あらゆる機能が詰まったスマートフォン、最近ではスマホで時間を確認する「腕時計を持たない派」も増え、その割合は4割に達しています。一方で、「腕時計を持つ派」も全体の5割近くを占めています。「スマホをカバンから取り出すのはみっともない」「腕時計はビジネスパーソンの身だしなみ」「ファッション・アクセサリー・ステータスシンボルとして身に着けたい」といった声は根強いようです。
高級化志向が進む腕時計
業界団体の調査結果によると、携帯電話の普及が始まった2001~2016年の16年間で時計の出荷台数は、一時期の超低迷期は脱したものの、2001年の1,143万個から2015年の942万個まで2割近く減らしました。一方で、出荷金額は出荷台数のようには落ち込んでいません。つまり、単価アップと高級化志向が進み、時計にお金をかける人の割合が増えているのです。
腕時計の購買層を対象にしたWEBアンケート結果でも、男性の6割以上が30万円以上をターゲットとしており、100万円以上も2割近くに達しています。高級腕時計の代名詞である機械式時計に、女性の場合6割が関心を寄せ、9割が購入の意向を示しています。国別では圧倒的にスイス製が支持を集め、その割合は4割を超えています。
250年間の歴史を誇るスイスの腕時計
現在はブランド・コングロマリットのリシュモンに連なるヴァシュロン・コンスタンタン、ジュネーブのサン・ジェルベ地区で腕時計店を開業したのは1755年です。アルプス山脈のふもとに位置するスイスは空気や水が清浄で、ホコリを嫌う精密部品の塊である時計の製造にふさわしい環境です。そんなスイスには、宗教弾圧を逃れてきたカルヴァン派の時計職人が続々と集まってきました。

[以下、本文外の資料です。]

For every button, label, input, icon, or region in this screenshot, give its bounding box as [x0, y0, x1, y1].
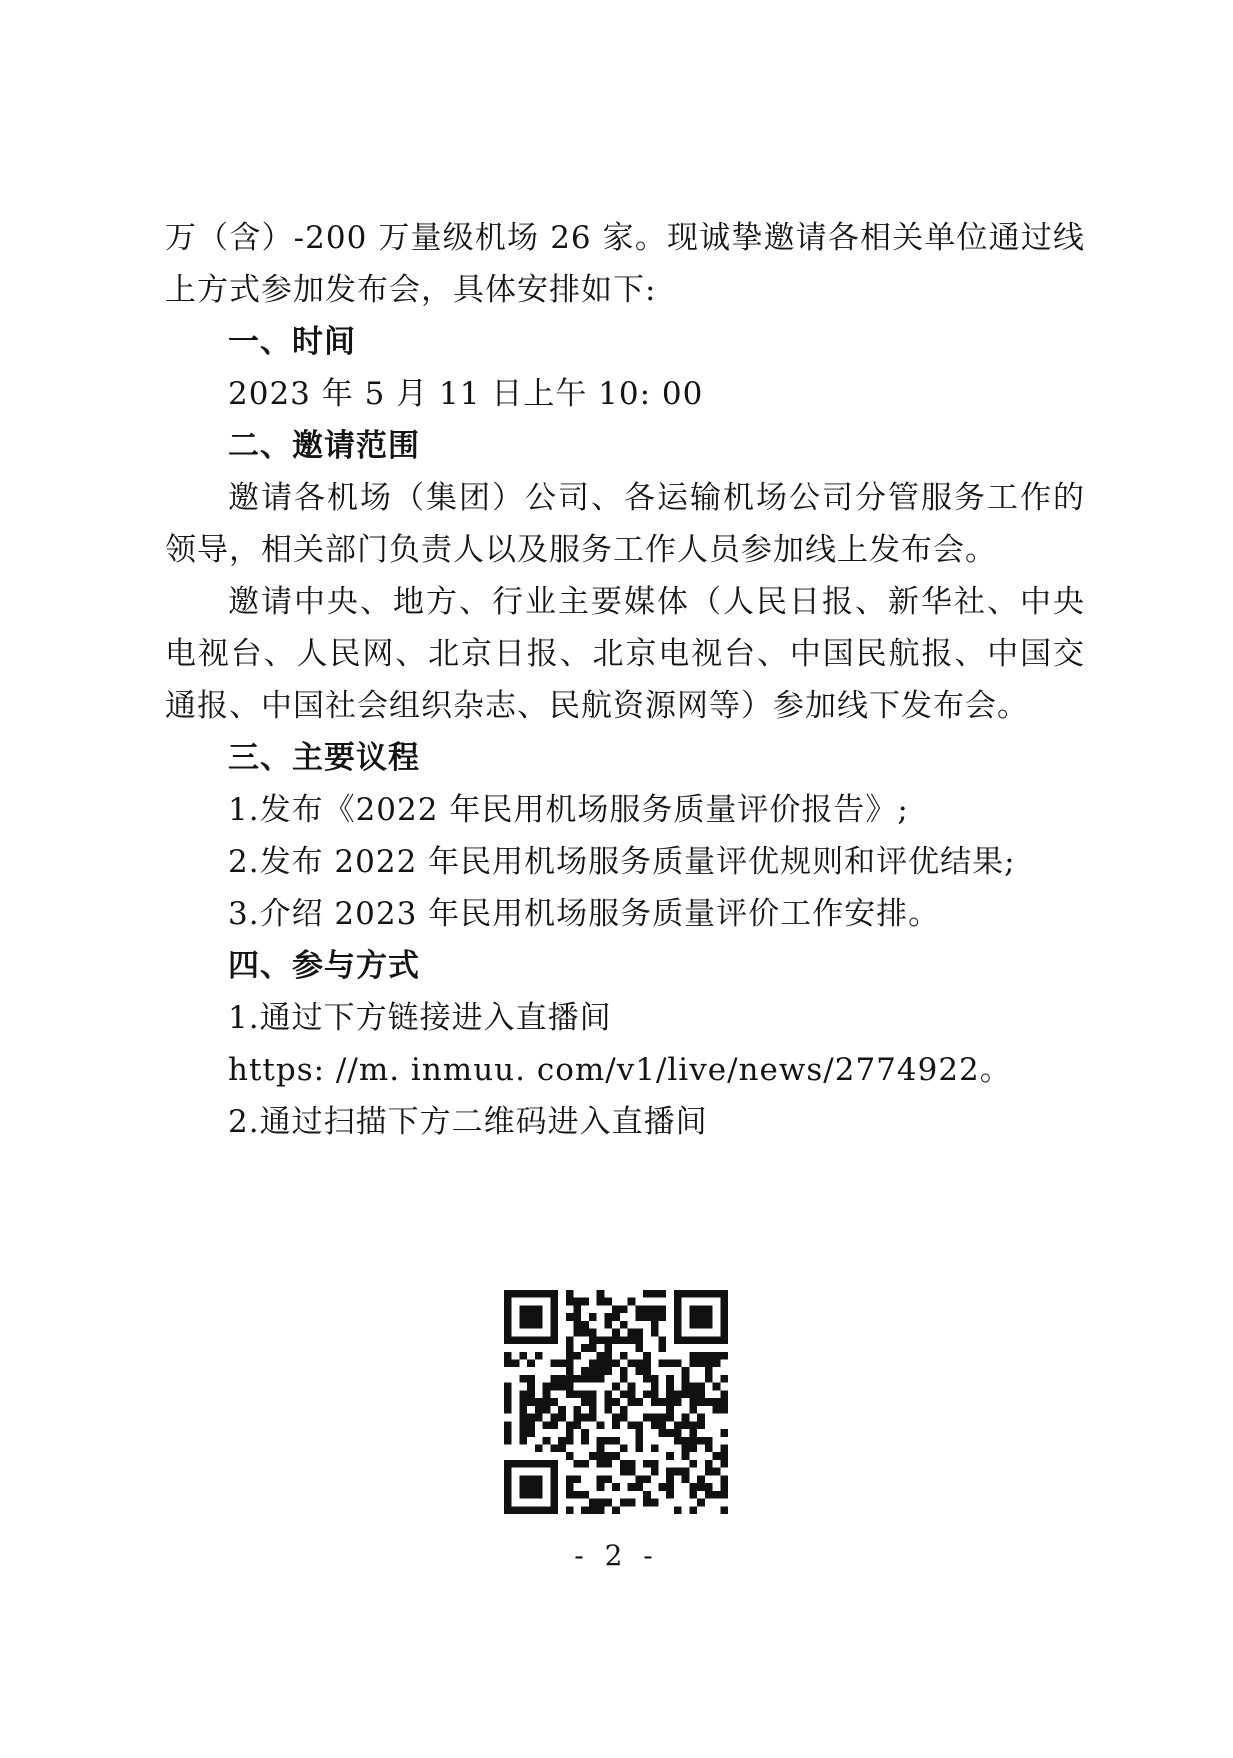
agenda-item-3: 3.介绍 2023 年民用机场服务质量评价工作安排。 [228, 896, 941, 932]
livestream-link[interactable]: https: //m. inmuu. com/v1/live/news/2774922。 [228, 1052, 1012, 1088]
section-heading-agenda: 三、主要议程 [228, 740, 420, 776]
section-heading-scope: 二、邀请范围 [228, 428, 420, 464]
qr-code-graphic [504, 1290, 728, 1514]
scope-paragraph-1-line-1: 邀请各机场（集团）公司、各运输机场公司分管服务工作的 [228, 480, 1085, 516]
scope-paragraph-1-line-2: 领导，相关部门负责人以及服务工作人员参加线上发布会。 [165, 532, 997, 568]
qr-code-icon[interactable] [504, 1290, 728, 1514]
section-heading-time: 一、时间 [228, 324, 356, 360]
intro-line-2: 上方式参加发布会，具体安排如下: [165, 272, 657, 308]
meeting-time: 2023 年 5 月 11 日上午 10: 00 [228, 376, 704, 412]
participation-method-1: 1.通过下方链接进入直播间 [228, 1000, 612, 1036]
scope-paragraph-2-line-3: 通报、中国社会组织杂志、民航资源网等）参加线下发布会。 [165, 688, 1029, 724]
agenda-item-2: 2.发布 2022 年民用机场服务质量评优规则和评优结果; [228, 844, 1016, 880]
section-heading-participation: 四、参与方式 [228, 948, 420, 984]
page-number: - 2 - [574, 1539, 659, 1572]
agenda-item-1: 1.发布《2022 年民用机场服务质量评价报告》; [228, 792, 909, 828]
participation-method-2: 2.通过扫描下方二维码进入直播间 [228, 1104, 708, 1140]
scope-paragraph-2-line-1: 邀请中央、地方、行业主要媒体（人民日报、新华社、中央 [228, 584, 1085, 620]
intro-line-1: 万（含）-200 万量级机场 26 家。现诚挚邀请各相关单位通过线 [165, 220, 1085, 256]
scope-paragraph-2-line-2: 电视台、人民网、北京日报、北京电视台、中国民航报、中国交 [165, 636, 1085, 672]
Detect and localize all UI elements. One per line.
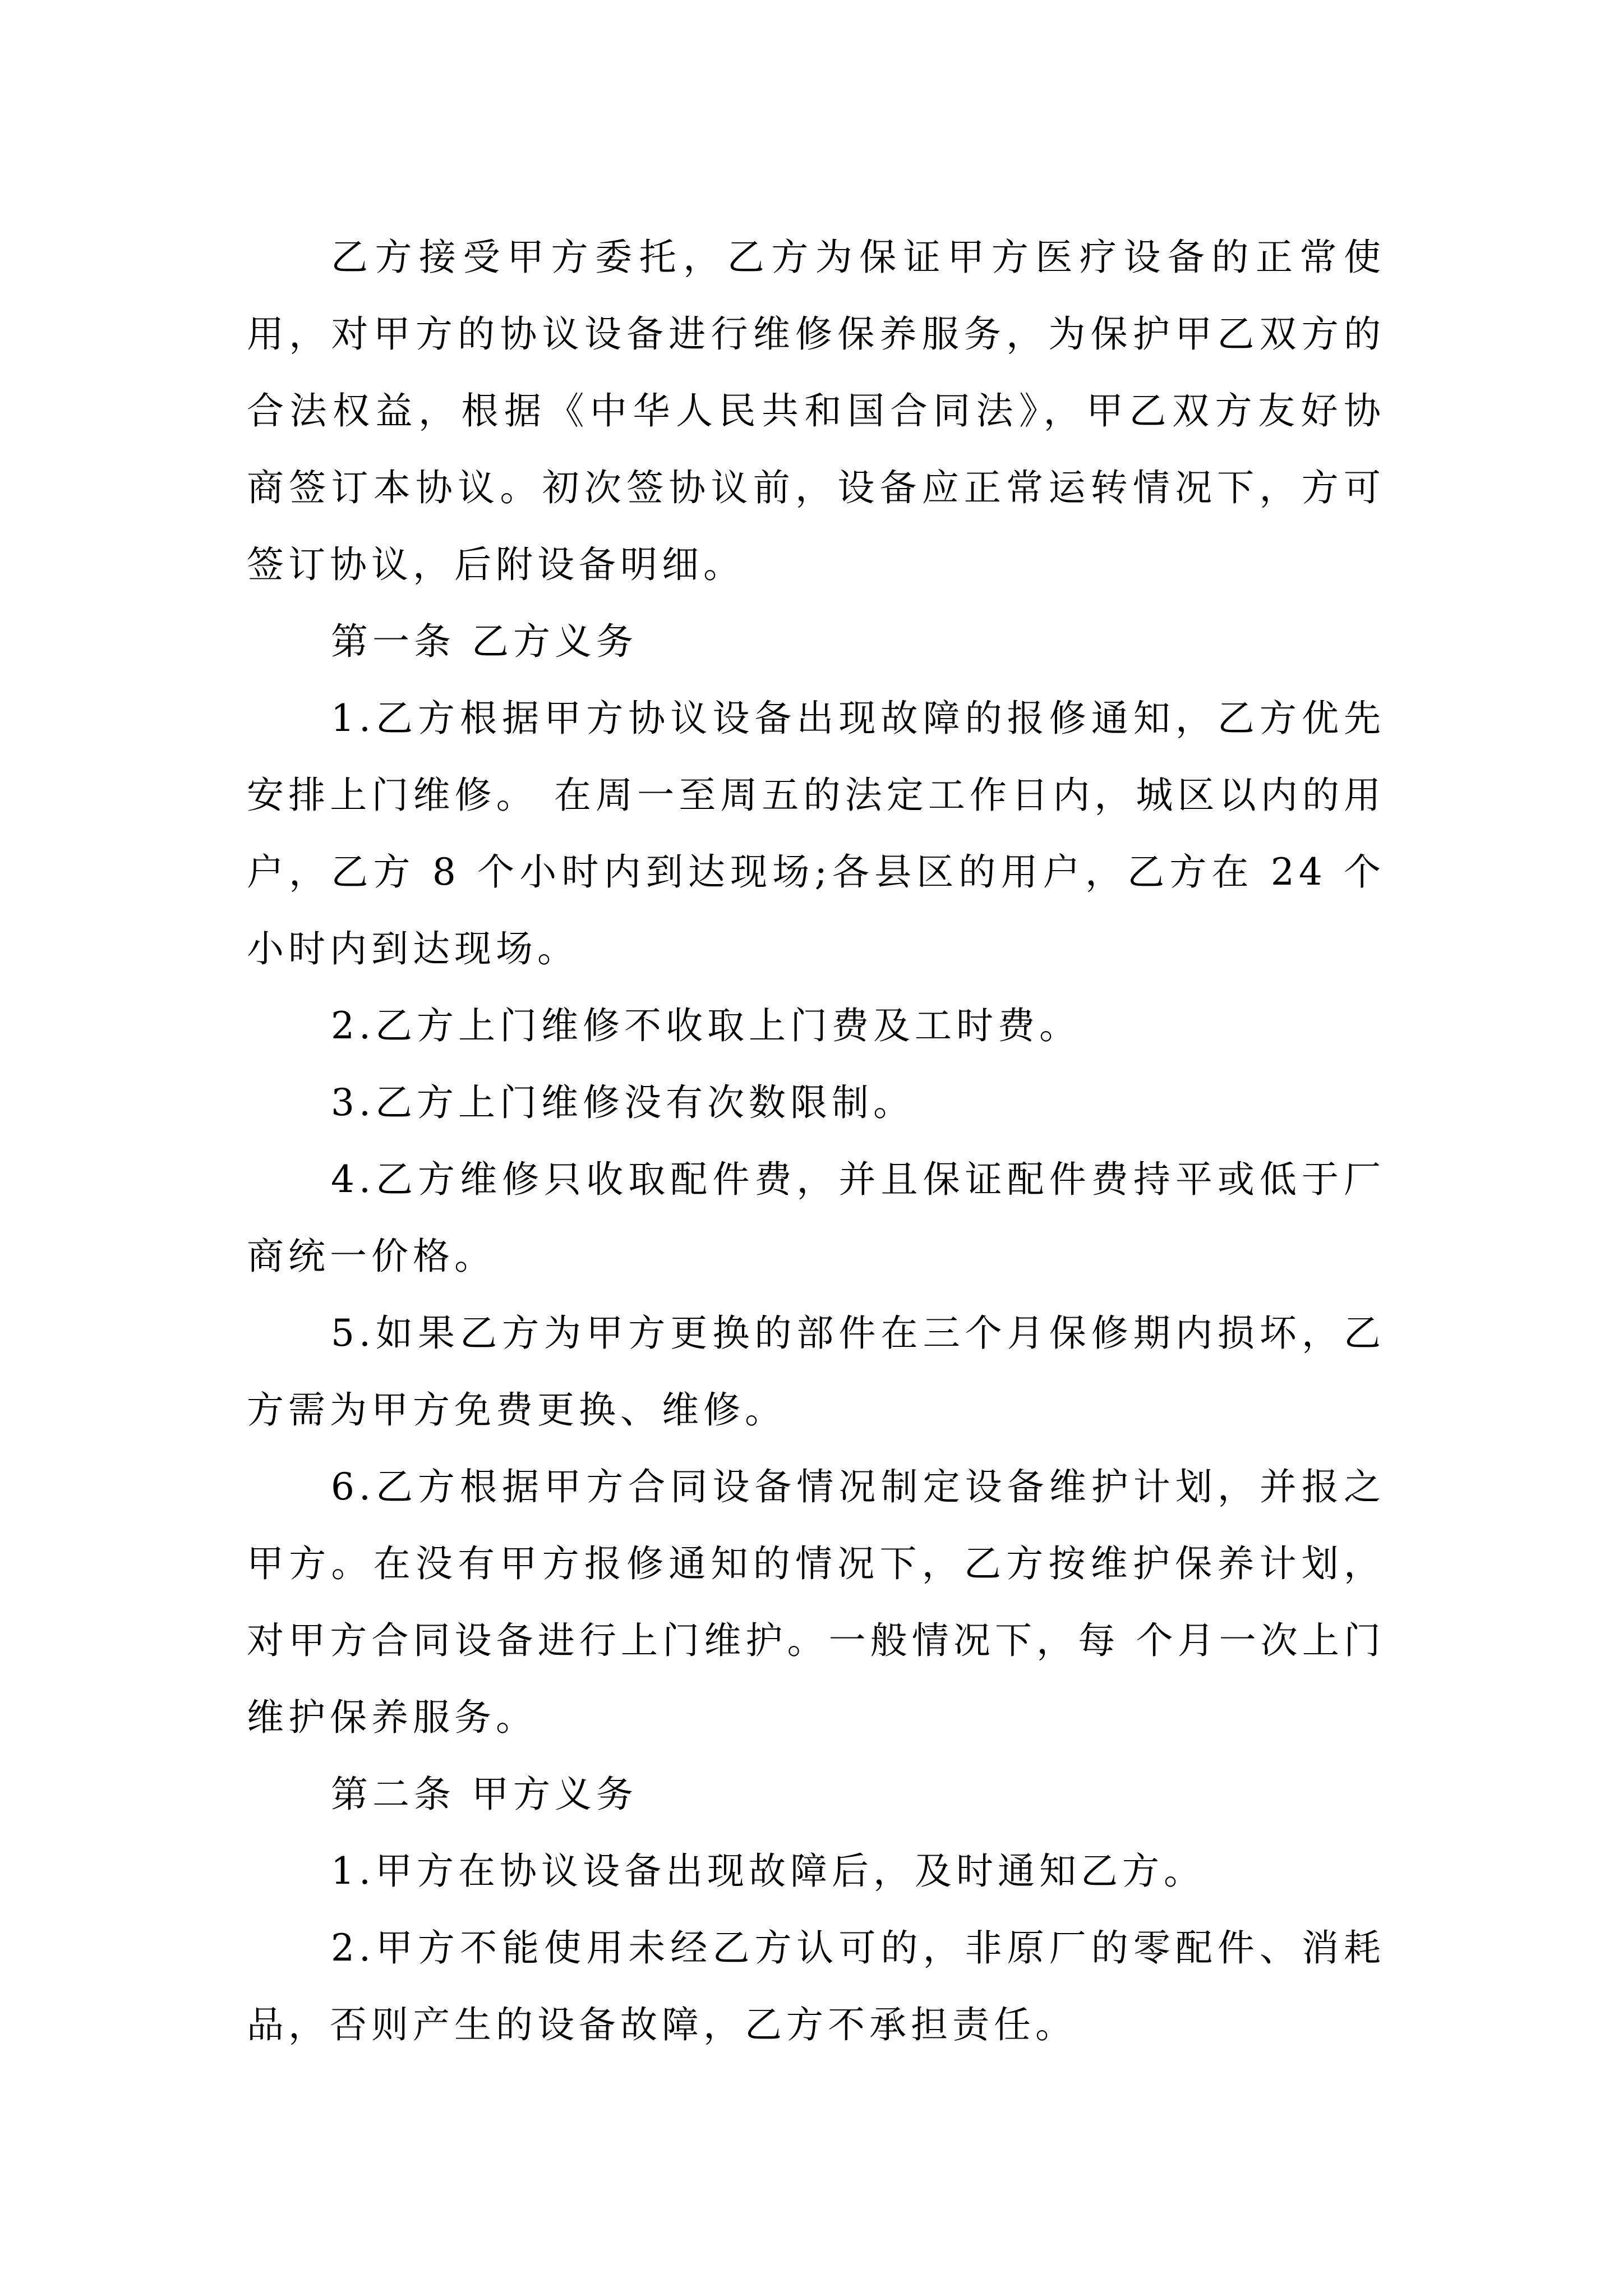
article-two-item-1: 1.甲方在协议设备出现故障后，及时通知乙方。 [331,1849,1205,1893]
article-two-heading: 第二条 甲方义务 [331,1773,638,1816]
article-one-item-3: 3.乙方上门维修没有次数限制。 [331,1081,915,1124]
article-one-heading: 第一条 乙方义务 [331,620,638,663]
article-one-item-1: 1.乙方根据甲方协议设备出现故障的报修通知，乙方优先安排上门维修。 在周一至周五的法定工作日内，城区以内的用户，乙方 8 个小时内到达现场;各县区的用户，乙方在 24 个小时内到达现场。 [247,697,1385,970]
preamble-paragraph: 乙方接受甲方委托，乙方为保证甲方医疗设备的正常使用，对甲方的协议设备进行维修保养服务，为保护甲乙双方的合法权益，根据《中华人民共和国合同法》，甲乙双方友好协商签订本协议。初次签协议前，设备应正常运转情况下，方可签订协议，后附设备明细。 [247,236,1385,586]
article-one-item-6: 6.乙方根据甲方合同设备情况制定设备维护计划，并报之甲方。在没有甲方报修通知的情况下，乙方按维护保养计划，对甲方合同设备进行上门维护。一般情况下，每 个月一次上门维护保养服务。 [247,1465,1385,1739]
article-one-item-2: 2.乙方上门维修不收取上门费及工时费。 [331,1004,1081,1047]
document-body [247,219,1385,2063]
article-one-item-5: 5.如果乙方为甲方更换的部件在三个月保修期内损坏，乙方需为甲方免费更换、维修。 [247,1312,1385,1432]
article-one-item-4: 4.乙方维修只收取配件费，并且保证配件费持平或低于厂商统一价格。 [247,1158,1385,1278]
article-two-item-2: 2.甲方不能使用未经乙方认可的，非原厂的零配件、消耗品，否则产生的设备故障，乙方不承担责任。 [247,1926,1385,2046]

こうした背景のもと、スイスの時計産業は成長を遂げ、世界のトップブランドとしての地位を築き上げます。現在、スイス時計産業の生産数量は年間3,000万個でシェア2.5%に過ぎませんが、売上高の5割以上はスイス製です。単価は800ドル近くとフランス製の倍以上、中国製(8.5ドル)の約100倍にあたります。単価11万円以上する時計の、実に95%がスイス製なのです。
では、どういったブランドが人気なのでしょう。知る人ぞ知る「時計の王者」パテック・フィリップは、多くの時計愛好家が「いつかは購入したい」憧れのブランドです。一方でその価格は、革バンドの最も安いモデルでも100万円超え、実用物での最高価格は1.2億円で、おいそれとは手が出ません。実際の購入意向は、ロレックス・オメガ・カルティエといったブランドに集まっています。
いずれも100年以上の歴史を誇る老舗が席巻する時計市場ですが、創業1980年の新興ブランドが最近話題を呼んでいます。
老舗を圧倒するクラフトマンシップとは
ウブロはとくに30代男性の支持を集め、2016年の「欲しい時計ランキング」では7位(11.2%)と、カルティエ・パテックを上回っています。2005年、ウブロはジャン・クロード・ビバー新CEOの就任とともに歴史的な転換点を迎えます、代表作「ビッグバン」の登場です。ビッグバンは、従来のウブロブランドの特徴だった舷窓デザインのケース・オレイユリング・ビス止めベゼルに加え、ビッグバンでは新コンセプト「FUSION」を打ち出します。
イエローゴールドの金属製ベルトという伝統的な素材に、「未来の素材」ラバーバンドという常識破りの組み合わせが話題を呼び、ウブロの売り上げは4倍まで急増します。新素材の融合はその後も進化を続け、カーボンファイバー・アルミニウム・キングゴールドなど13の素材を採用しています。2015年には、金とセラミックを組み合わせた傷のつきにくい素材として「マジックゴールド」をラインナップさせました。
そして、2012年にはマジックゴールドを採用した「ビッグバン フェラーリ」をデビューさせました。コレクターが喉から手が出るほど欲しいこのモデルは、卓抜した素材に加えて、330個の部品が精工に組み合わさった「ウニコ ムーブメント」を搭載しています。ウブロやロレックスのメンズモデルは、新品でも100万円で入手できます。少し値の張る買い物ですが、それ以上のバリューをあなたにもたらすかもしれません。